No, I didn't try. It was a bit late here. 
Obviously

local_repository = "/home/shared/tarballs"
local_mail_server = "enthought.com"

are specific to your network but these are minor issues. Some questions
arised for me, however:

Is it correct that if local_repository contains sources to all required
software (with the specified version numbers) then nothing is downloaded
from Internet?

Another note: if specified software is once installed to dst_dir, then why
not to keep it there instead of removing it after tests? This would avoid
re-compilation if nothing is changed in the software. I guess dst_dir must
then include the version numbers.
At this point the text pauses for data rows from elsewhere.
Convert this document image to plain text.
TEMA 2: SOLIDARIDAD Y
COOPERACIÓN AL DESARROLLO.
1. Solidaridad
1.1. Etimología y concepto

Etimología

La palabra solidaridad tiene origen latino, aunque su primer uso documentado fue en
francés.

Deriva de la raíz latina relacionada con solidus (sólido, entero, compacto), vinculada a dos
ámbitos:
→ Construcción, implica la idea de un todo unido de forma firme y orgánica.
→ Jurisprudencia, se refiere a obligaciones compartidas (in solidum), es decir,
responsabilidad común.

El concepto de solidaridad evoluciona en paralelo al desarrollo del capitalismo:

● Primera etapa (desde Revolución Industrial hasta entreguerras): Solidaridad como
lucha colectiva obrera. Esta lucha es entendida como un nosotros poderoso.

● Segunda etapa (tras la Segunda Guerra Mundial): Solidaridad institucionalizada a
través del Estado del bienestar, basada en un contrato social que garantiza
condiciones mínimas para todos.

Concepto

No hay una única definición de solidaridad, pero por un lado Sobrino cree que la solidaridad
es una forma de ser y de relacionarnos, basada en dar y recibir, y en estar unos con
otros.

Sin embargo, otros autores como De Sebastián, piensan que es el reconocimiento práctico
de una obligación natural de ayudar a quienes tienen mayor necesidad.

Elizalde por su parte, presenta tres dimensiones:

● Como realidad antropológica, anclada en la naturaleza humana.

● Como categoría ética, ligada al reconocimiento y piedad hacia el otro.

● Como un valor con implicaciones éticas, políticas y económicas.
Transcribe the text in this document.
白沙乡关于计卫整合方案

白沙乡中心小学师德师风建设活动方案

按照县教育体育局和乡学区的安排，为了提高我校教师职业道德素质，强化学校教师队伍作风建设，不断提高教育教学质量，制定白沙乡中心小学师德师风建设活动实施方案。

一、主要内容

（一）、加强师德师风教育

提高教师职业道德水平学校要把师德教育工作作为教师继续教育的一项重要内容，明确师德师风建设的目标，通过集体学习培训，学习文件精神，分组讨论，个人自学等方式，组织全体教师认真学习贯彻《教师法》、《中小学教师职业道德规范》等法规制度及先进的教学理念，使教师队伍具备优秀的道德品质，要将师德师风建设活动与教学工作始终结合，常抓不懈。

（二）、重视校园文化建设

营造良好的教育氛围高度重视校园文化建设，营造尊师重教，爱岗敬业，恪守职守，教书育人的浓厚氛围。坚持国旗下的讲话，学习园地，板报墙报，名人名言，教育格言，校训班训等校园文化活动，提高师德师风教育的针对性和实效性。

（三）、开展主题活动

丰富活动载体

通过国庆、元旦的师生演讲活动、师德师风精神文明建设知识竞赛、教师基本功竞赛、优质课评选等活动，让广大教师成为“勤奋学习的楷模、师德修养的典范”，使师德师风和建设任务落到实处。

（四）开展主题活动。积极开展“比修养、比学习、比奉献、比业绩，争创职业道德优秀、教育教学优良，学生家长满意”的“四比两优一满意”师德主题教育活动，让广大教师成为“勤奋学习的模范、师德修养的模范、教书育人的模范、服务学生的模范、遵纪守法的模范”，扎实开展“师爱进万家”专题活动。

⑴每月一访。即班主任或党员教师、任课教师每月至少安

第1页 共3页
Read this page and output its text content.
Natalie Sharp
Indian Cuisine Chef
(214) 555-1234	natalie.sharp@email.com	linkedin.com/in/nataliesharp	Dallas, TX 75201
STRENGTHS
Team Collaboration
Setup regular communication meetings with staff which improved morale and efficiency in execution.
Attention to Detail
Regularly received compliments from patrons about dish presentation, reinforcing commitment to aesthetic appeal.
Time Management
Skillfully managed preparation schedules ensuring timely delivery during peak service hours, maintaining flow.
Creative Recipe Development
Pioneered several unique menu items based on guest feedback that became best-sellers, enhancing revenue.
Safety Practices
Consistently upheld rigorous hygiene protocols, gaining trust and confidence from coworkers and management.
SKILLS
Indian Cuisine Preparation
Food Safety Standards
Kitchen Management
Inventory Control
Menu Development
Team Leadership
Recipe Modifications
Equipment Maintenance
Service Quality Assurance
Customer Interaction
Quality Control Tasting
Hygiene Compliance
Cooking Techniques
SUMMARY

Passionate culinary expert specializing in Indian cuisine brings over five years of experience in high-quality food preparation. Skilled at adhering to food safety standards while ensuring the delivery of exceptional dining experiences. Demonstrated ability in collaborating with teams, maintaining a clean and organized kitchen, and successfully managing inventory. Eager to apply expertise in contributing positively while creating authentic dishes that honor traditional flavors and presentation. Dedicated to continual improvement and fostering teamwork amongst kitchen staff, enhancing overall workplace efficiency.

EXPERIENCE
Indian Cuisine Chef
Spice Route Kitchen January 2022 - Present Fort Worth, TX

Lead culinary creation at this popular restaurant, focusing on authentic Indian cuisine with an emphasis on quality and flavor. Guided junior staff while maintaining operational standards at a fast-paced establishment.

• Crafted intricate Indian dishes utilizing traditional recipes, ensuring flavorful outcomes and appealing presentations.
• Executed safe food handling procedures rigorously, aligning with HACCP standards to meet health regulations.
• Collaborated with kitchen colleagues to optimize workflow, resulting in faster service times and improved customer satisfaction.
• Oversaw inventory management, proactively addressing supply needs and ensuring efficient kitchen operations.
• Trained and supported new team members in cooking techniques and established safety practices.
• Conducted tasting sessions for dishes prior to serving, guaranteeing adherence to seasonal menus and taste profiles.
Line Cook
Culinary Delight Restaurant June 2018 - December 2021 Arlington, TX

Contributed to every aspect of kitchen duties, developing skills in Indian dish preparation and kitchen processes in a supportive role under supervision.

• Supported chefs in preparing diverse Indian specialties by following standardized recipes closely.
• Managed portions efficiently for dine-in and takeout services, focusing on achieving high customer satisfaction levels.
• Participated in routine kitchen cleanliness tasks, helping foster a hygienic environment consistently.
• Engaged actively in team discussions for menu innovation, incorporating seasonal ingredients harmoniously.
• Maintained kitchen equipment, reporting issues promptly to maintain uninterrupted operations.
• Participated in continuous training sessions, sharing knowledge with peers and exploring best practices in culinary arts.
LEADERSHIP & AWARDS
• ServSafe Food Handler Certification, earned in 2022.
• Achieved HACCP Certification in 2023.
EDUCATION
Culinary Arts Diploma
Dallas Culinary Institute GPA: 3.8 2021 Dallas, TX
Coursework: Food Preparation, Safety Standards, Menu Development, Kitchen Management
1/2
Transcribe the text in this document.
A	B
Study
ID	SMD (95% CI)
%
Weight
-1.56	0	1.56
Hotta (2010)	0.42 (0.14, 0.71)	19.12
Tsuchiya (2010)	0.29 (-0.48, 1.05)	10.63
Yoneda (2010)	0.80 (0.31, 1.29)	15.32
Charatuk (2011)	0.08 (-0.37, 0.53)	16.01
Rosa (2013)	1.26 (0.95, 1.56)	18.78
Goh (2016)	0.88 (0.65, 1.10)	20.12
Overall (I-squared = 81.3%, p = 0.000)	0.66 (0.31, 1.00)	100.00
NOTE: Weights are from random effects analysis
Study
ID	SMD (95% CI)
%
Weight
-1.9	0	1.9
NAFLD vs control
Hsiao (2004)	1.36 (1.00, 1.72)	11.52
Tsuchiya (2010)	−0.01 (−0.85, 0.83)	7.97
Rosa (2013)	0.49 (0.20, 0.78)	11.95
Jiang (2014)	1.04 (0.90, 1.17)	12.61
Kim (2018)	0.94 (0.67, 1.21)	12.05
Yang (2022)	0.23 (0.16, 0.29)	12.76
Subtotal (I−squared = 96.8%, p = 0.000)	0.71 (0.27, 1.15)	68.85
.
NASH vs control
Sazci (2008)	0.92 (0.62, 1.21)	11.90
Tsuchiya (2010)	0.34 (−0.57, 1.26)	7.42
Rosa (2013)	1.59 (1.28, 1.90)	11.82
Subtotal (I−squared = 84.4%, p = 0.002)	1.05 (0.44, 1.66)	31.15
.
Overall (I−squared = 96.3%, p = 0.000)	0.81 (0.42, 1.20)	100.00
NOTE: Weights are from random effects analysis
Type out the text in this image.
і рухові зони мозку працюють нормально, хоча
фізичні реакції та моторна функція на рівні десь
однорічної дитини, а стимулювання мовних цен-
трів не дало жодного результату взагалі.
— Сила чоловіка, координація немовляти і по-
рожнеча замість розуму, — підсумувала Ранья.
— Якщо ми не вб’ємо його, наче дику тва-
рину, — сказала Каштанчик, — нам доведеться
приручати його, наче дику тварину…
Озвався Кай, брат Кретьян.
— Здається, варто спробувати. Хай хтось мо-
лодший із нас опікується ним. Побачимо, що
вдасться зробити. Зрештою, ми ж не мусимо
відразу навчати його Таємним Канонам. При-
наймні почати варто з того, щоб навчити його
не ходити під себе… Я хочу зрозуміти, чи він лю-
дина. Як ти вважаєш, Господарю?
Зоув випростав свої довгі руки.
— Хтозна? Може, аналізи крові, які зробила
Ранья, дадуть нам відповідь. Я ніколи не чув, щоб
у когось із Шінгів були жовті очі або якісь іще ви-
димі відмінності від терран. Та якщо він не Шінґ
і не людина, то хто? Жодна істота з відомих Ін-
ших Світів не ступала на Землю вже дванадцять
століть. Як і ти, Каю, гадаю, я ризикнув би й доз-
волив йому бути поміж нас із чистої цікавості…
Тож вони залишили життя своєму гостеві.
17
For example, if python is installed with
the following command

  setup.py install --prefix=/dst_dir/Python-2.1.3

then subsequent installation commands for packages would be

  cd <f2py src> /dst_dir/Python-2.1.3/python setup.py install
  cd <Numeric src>
  /dst_dir/Python-2.1.3/python setup.py install \
    --prefix=/dst_dir/Python-2.1.3/Numeric-<numpy_ver>

and testing would be executed in the following loop

for py_ver in ['2.1.3',..]:
  for numpy_ver ['18.3',..]:
    for atlas_ver in [...]:
      cd <scipy src directory>
      # Install
      ATLAS=/path/to/atlas-<atlas_ver>
      PYTHONPATH=/dst_dir/Python-<py_ver>/Numeric-<numpy_ver>\
/lib/python2.1/site-packages /dst_dir/Python-<py_ver>/bin/python \
      setup.py install
      # Test
      PYTHONPATH=/dst_dir/Python-<py_ver>/Numeric-<numpy_ver>\
/lib/python2.1/site-packages /dst_dir/Python-<py_ver>/bin/python \
      -c "import scipy;scipy.test(1)"

But if all this takes too much time to implement, then we could leave it
for SciPy-0.3 and now concentrate on getting SciPy-0.2 out.
Current CVS seems to be quite stable and we should use it before it gets
unstable again due to new contributions.

I see that you want to make SciPy releases perfect (testing lots of
platforms, various combinations of software packages, etc.). 
It is a very good goal. But I think few initial releases can be a bit
imperfect (incomplete in various parts like tests, docs, etc).